Steinberg was selected by Essendon with the thirty-first pick in the 2010 AFL draft in November 2010. Ariel was drafted from the Bendigo Pioneers in the TAC Cup having joined the Pioneers squad halfway through the 2010 season.

He started playing for the Bendigo Bombers in their 2011 season. He kicked 3 goals against Frankston on 17 April 2011. He kicked 5 goals against the Box Hill Hawks on 19 June 2011. He kicked four goals against the Werribee Tigers on 7 August 2011. He kicked three goals against the Northern Bullants on 4 September 2011. He scored 25 goals in 2011. He was delisted in October 2015.

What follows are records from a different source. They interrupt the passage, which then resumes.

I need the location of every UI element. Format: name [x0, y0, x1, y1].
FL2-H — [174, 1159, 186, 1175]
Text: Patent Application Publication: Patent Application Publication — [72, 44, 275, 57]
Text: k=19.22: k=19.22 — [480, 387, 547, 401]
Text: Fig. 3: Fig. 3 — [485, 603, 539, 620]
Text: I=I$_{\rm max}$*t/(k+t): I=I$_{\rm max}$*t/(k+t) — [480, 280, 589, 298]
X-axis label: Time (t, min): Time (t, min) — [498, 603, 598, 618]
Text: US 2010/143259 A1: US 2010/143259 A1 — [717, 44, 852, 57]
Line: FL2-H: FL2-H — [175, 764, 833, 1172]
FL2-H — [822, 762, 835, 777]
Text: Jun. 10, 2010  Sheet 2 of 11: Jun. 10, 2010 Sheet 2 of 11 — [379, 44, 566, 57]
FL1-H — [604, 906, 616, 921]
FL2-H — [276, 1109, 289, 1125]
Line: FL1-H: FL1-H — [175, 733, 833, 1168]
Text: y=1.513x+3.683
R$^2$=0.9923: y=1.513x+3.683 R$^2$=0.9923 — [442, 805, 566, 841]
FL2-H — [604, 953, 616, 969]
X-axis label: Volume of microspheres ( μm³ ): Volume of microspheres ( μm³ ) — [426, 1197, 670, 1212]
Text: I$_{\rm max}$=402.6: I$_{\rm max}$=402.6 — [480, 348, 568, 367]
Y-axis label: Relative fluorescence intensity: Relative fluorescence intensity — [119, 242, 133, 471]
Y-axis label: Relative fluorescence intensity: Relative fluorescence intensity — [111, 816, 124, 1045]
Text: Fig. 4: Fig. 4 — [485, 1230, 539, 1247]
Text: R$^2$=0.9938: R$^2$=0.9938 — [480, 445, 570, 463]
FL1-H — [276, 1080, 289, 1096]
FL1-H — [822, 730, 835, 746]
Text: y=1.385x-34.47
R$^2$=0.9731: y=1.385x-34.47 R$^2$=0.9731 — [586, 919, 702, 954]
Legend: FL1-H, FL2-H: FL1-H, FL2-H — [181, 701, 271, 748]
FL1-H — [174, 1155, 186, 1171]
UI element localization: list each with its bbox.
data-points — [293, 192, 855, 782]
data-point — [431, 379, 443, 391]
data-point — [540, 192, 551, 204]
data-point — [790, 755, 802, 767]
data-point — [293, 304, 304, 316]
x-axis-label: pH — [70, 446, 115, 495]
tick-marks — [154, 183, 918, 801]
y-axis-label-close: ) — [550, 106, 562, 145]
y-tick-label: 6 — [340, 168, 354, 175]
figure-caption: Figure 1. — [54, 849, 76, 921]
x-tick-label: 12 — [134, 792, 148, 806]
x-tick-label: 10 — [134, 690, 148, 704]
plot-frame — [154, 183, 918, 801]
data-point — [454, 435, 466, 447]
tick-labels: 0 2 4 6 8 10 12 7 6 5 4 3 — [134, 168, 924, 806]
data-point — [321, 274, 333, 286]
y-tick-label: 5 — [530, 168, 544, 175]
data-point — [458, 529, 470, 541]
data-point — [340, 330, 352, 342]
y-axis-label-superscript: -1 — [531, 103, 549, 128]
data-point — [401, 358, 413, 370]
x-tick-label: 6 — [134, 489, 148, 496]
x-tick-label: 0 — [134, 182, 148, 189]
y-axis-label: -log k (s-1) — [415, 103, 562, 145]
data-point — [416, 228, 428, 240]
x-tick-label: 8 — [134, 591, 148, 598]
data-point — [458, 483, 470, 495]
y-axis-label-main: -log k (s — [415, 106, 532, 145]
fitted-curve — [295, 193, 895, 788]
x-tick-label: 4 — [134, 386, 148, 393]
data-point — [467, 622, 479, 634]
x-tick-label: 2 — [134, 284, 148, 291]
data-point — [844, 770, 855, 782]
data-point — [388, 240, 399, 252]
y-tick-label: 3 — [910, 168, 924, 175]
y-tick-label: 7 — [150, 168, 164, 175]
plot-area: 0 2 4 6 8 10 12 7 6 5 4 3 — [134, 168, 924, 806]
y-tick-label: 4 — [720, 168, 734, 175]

Steinberg, along with 33 other Essendon players, was found guilty of using a banned performance-enhancing substance, thymosin beta-4, as part of Essendon's sports supplements program during the 2012 season. He and his teammates were initially found not guilty in March 2015 by the AFL Anti-Doping Tribunal, but a guilty verdict was returned in January 2016 after an appeal by the World Anti-Doping Agency. He was suspended for two years which, with backdating, ended in November 2016; as a result, he served approximately fourteen months of his suspension and missed the entire 2016 VFL season, during which time he had intended to play for VFL club Williamstown.

==Personal life==
Growing up in Mildura, he supported the Essendon Football Club, and his hero was Matthew Lloyd. In 2009, Steinberg played gridiron in Alberta, Canada whilst on student exchange. In Canada, Steinberg was the punter for his high school, the McNally Tigers, and he also played regular Aussie Rules games for the Edmonton men's side and helped coach and umpire for the Emus women's team. Women's Australian rules Football in Edmonton now rapidly growing supplying half the women for the Canadian National team. He has two sisters, Hadassah and Yael, and brother Asher.